"That, then, was his crime!" replied Garcias. "He should have heard--he should have known the wrongs and miseries of the people he governed. All in life depends on situation, and in his, indolence was a crime--a crime which has been deeply, but not too deeply expiated. Believe me, Count Louis, that kings and governors, who suffer injustice to be committed, deserve and will ever meet a more tragic fall than those even who commit it themselves."
"But see," cried I, "they are going to mutilate the bodies; for Heaven's sake, stop them, and let them not show themselves utterly savages."
"What matters it?" asked he; "the heads they are about to strike off will never feel the indignity; but speak to them if you will, and try whether you can persuade them from their wrath.--Ho! stand back, my friends," he continued, addressing the people, who even glared upon him with somewhat of fierceness in their look, as he interrupted their bloody occupation;--"hear what this noble Frenchman has to say to you, and respect him, for he is my friend."
"Viva Garcias!" shouted the people. "Viva el Librador!" and, standing forward, I endeavoured, as well as I could, to calm their excited feelings.
"My good friends," said I, "you all know me to be sincerely the well-wisher of Catalonia and the cause of freedom. Many who are here present, saw me dragged through the streets of Barcelona, no later than this morning; tied like a slave, and insulted, as I went, by the brutal soldiery, your enemies and mine, for no other cause but that I was a Frenchman, and that the French are friendly to the Catalonians. I therefore have good cause to triumph in your success, and to participate in your resentment; but there is a bound, my friends, within which resentment should always be confined, to mark it as grand, as noble, as worthy of a great and generous people. It is just, it is right, to punish the offender, to smite the oppressor, and to crush him with is own wrong."
A loud shout announced that this was the point where the angry flame still burned most furiously.
"But," continued I, "is it right, is it just, is it noble, to insult the inanimate clay after the spirit has departed? Is it dignified? Is it grand? Is it worthy of a great and free people like the Catalonians?"
"No, no," cried one or two voices amongst the better class of the insurgents; "do not insult the body."

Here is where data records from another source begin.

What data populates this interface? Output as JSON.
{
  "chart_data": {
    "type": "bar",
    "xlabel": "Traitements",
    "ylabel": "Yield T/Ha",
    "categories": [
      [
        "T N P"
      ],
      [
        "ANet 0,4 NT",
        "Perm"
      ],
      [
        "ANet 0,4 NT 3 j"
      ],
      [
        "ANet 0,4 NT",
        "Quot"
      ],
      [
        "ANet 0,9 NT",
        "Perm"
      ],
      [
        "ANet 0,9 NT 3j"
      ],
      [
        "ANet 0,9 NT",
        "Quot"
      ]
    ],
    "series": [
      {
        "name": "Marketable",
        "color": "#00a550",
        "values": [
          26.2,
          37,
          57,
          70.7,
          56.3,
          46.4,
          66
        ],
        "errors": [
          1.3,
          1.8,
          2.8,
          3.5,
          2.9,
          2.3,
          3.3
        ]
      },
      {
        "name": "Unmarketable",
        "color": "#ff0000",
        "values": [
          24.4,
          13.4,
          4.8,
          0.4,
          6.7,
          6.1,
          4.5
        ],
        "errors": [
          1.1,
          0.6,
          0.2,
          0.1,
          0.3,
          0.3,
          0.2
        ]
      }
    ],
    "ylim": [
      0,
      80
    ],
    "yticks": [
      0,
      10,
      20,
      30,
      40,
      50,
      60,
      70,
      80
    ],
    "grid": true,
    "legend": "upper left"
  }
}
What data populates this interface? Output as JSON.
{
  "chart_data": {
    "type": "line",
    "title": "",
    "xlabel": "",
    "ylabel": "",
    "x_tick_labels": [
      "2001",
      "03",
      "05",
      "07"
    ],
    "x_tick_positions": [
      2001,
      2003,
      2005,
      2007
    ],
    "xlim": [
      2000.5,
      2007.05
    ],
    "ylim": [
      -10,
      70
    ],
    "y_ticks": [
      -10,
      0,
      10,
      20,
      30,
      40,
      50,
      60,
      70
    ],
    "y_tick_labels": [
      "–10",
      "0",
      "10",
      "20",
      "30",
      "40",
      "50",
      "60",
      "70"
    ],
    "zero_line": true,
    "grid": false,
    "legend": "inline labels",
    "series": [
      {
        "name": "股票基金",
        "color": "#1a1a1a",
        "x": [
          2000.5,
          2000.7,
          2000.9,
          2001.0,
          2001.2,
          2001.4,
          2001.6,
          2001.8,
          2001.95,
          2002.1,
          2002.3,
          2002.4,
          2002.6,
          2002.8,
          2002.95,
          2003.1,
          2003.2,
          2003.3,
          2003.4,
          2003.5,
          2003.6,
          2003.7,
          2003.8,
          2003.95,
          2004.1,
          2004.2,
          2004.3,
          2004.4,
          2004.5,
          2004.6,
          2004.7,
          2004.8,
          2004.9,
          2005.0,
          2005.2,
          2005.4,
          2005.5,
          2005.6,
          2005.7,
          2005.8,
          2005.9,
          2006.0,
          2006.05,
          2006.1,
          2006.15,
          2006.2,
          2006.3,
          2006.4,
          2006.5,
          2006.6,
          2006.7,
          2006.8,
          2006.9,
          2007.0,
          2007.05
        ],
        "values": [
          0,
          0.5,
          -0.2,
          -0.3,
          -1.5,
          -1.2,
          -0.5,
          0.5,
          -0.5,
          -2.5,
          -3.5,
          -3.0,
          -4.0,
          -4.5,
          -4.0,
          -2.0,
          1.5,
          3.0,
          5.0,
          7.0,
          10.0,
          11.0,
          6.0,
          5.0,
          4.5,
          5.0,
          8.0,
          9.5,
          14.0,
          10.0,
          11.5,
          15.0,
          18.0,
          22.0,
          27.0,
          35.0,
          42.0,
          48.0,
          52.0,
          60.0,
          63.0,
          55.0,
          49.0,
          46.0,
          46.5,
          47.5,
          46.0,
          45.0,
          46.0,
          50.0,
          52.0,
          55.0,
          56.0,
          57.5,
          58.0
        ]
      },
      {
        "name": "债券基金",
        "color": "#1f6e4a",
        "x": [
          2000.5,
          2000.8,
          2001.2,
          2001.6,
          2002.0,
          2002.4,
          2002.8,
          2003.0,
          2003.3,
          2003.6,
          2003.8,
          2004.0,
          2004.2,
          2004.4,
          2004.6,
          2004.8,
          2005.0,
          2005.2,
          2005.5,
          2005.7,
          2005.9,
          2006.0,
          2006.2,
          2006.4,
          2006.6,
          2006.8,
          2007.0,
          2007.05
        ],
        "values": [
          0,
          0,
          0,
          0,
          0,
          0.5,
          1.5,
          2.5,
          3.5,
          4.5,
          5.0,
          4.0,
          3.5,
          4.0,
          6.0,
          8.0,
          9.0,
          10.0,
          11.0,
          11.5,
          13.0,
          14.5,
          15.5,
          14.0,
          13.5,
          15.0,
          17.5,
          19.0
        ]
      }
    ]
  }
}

"No, indeed!" proceeded I; "it is beneath a people who have done such great and noble deeds. The moment you attempt to degrade that corpse by any unbecoming act, what was an act of justice becomes an act of barbarity; and instead of looking on that unhappy man as a sacrifice to justice, all civilized people must regard him as the victim of revenge. You, my friend--you," I continued, addressing the man who had been kneeling on the body for the purpose of cutting off the head with a long girdle knife, and who still glared at it like a wolf disappointed of its prey--"you, I am sure, would be the last to sully the justice of the Catalonians with a stain of cruelty. A few hours ago this unhappy man possessed riches, and power, and friends, and kindred--all the warm blessings of human existence--you have taken them from him--all! Is not that punishment enough? You have sent him to the presence of God to answer for his sins--let God then judge him; and reverencing the sanctity of that tribunal to which you yourselves have referred him, take up the frail remains of earth, and laying them side by side with the faithful, the noble, the generous-hearted slave, whose self-devotion we all admire, and whose death we all regret, bear them silently to the high church, and deliver them into the hands of some holy priest, to pray that God may pardon him in heaven the faults which you have punished upon earth. Thus shall you show, my friend, that it is justice you seek, not cruelty. Thus shall your friends esteem you, your enemies fear you, and your deeds of this day descend as an example to nations yet unborn."
In a multitude there is always a latent degree of good feeling amongst the majority, which, in moments of tumult and action, is overborne by the more violent and excitable passions of human nature; but once get the people to pause and listen, and mingle with your speech a few of those talismanic words which compel the evil spirit, vanity, to the side of good, and every better sentiment, thus encouraged, will come forth, and often lead them to the greatest and noblest actions. When I began to address the Catalonians, all I could obtain was bare attention; but, as they heard their own deeds spoken of and commended, they gathered round me, pressing one another for the purpose of hearing. I gained more boldness as I found myself listened to; and, seeming to take it for granted that they possessed the feelings I sought to instil into them, I gradually brought them to the sentiments I wished.